Microneedling provides fairly immediate results.
“From just microneedling, you’ll look plump, rosy and radiant in a matter of weeks. Essentially short term, it plumps up the skin and makes it look more radiant due to inflammation and swelling very quickly,” says Alexiades. However, because the effectiveness of microneedling comes from the skin’s own healing process, some people may only see visible results after a few treatment sessions. But microneedling also promises to improve over time. Treating the skin with multiple rounds of microneedling at least a month apart can produce an increase in collagen and skin elasticity.
You can supercharge it with serum.
“I like to use a hydrating serum with hyaluronic acid with an exfoliant,” says Gohara. “I enjoy the opportunity to drive in a hydrated state. Antioxidants and niacinamide are also favorites.” We also love a serum-infused sheet mask right after an at-home beauty session.
There have been significant breakthroughs this year.
“Radiofrequency microneedling uses complementary needle technology to deliver radiofrequency energy into the dermis,” says Gohara of the in-office option. “Radiofrequency energy heats the dermis, stimulates collagen production and tightens tissue.”
Microneedling can also reduce cellulite.
Alexiades works with a range of new microneedling devices such as Candela’s Profound. She uses the machine to treat wrinkles that look like wrinkles as well as sagging and rough skin.
Your exfoliator blends well with other skin care treatments.
Alexiades recommends combining microneeding with topical treatments (like her High performance face cream) and lasers. “Typically, we use this as an opportunity to apply anti-aging preparations that will penetrate better through the needle puncture. When you combine it with topicals, you get a chance to build collagen. When combined with radiofrequency, you can see tissue tightening for months,” she says.
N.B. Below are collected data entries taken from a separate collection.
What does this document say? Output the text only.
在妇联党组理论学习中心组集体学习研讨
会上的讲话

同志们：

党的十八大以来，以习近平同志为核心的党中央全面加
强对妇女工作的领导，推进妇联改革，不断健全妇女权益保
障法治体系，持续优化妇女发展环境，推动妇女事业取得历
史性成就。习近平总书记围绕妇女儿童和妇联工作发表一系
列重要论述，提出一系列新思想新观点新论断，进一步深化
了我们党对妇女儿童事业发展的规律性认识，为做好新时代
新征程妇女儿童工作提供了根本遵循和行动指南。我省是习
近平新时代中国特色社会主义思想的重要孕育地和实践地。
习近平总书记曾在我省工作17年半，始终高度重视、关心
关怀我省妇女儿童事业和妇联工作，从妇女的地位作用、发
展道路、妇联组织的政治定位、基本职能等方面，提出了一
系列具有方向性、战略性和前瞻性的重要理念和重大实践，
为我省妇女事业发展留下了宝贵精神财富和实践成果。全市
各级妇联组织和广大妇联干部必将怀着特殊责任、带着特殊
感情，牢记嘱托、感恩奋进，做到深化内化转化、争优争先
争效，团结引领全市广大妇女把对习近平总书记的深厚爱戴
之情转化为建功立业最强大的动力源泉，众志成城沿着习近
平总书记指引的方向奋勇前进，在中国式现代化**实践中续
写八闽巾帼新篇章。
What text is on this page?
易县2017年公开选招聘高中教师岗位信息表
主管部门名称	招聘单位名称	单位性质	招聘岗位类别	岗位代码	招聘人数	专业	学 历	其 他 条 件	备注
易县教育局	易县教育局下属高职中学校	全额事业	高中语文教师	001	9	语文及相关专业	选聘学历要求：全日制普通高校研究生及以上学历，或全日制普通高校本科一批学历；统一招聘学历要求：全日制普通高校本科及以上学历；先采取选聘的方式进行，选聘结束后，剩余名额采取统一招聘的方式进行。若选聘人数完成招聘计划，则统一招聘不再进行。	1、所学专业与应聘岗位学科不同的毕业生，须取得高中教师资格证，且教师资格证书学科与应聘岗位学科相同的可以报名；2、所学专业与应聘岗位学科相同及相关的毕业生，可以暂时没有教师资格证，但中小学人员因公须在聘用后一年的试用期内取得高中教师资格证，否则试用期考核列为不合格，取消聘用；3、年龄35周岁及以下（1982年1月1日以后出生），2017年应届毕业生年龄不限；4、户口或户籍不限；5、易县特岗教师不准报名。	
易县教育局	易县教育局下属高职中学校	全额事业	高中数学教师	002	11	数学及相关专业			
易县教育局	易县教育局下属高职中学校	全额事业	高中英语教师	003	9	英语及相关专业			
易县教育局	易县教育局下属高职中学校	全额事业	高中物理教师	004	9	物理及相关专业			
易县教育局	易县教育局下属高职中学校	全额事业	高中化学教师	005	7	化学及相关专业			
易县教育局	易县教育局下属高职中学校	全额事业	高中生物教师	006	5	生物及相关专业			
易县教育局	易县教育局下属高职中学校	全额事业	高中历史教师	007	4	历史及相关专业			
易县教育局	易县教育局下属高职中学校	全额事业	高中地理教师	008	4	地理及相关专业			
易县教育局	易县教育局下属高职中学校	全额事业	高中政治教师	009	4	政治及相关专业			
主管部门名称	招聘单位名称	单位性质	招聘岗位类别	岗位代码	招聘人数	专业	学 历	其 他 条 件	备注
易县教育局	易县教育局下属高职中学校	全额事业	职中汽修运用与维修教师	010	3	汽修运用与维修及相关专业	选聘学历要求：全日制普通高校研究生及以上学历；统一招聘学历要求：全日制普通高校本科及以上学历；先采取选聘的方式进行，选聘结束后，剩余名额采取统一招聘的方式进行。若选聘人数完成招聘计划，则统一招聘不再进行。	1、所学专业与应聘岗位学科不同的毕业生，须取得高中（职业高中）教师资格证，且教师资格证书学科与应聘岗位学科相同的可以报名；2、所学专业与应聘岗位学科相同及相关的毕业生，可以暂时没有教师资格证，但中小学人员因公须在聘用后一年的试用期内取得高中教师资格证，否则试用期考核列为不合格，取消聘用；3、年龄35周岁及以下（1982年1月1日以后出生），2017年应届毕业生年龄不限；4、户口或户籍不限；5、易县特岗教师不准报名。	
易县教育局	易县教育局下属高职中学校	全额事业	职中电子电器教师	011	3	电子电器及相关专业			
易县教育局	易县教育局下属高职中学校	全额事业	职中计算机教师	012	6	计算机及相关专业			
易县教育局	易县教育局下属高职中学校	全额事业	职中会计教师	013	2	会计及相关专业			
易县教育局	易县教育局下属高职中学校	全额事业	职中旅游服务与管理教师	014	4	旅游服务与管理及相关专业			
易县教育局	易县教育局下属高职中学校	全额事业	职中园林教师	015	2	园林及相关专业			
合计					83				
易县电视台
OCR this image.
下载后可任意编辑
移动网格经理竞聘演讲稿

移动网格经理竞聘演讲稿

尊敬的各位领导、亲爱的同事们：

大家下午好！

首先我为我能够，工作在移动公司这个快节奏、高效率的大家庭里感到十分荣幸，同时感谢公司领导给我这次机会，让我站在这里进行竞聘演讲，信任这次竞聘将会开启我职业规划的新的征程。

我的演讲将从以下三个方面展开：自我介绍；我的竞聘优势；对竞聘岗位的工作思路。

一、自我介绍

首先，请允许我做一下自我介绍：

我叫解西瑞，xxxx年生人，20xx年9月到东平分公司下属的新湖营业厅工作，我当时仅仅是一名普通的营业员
DIY microneedling is legal…
As long as your dermatologist approves! Gohara notes that people with eczema, rosacea, acne, keloids, and perioral dermatitis should avoid self-needling, as it can cause flare-ups or scarring. For a gentle introduction to at-home skin care, try the Beauty Stamp from renowned skincare expert Nurse Jamie. The hand tool works as the name suggests, stamping the skin with micro-needle tips designed to boost the effectiveness of topical treatments and boost collagen (just like a traditional topical skin medication). Again, it’s always important to clean your microneedling tools before use, even if you’re the only one using them. When in doubt, ask your skin type.
Possible OD on microneedling.
“Regular use of microneedles can lead to broken capillaries and make the skin look like plastic if you overuse it with microneedle insults,” says Alexiades. Instead, avoid dependence on emollients by following the plan once a month and always allowing for full recovery between sessions.
You need to be gentle on your skin after microneedling.
“Let the skin cool down after microneedling,” says Gohara. “For the rest of the day, don’t wash your skin, expose it to extreme heat, or sweat excessively (i.e. no sun, no gym, no hot yoga).” Instead, shop for skin-loving products like the ones below:
How do you know it’s working?
Marks will be less visible, wrinkles will be smoother, and your skin’s overall quality will be healthier.
The microneedling method alone gives only temporary results.
Alexiades notes that a recent study by the AAD found that the use of microneedling alone may provide temporary, not lasting results. “As my 10+ years of research has shown, you must combine microneedles with radiofrequency to reduce wrinkles and long-term scarring and improve skin quality,” explains Alexiades.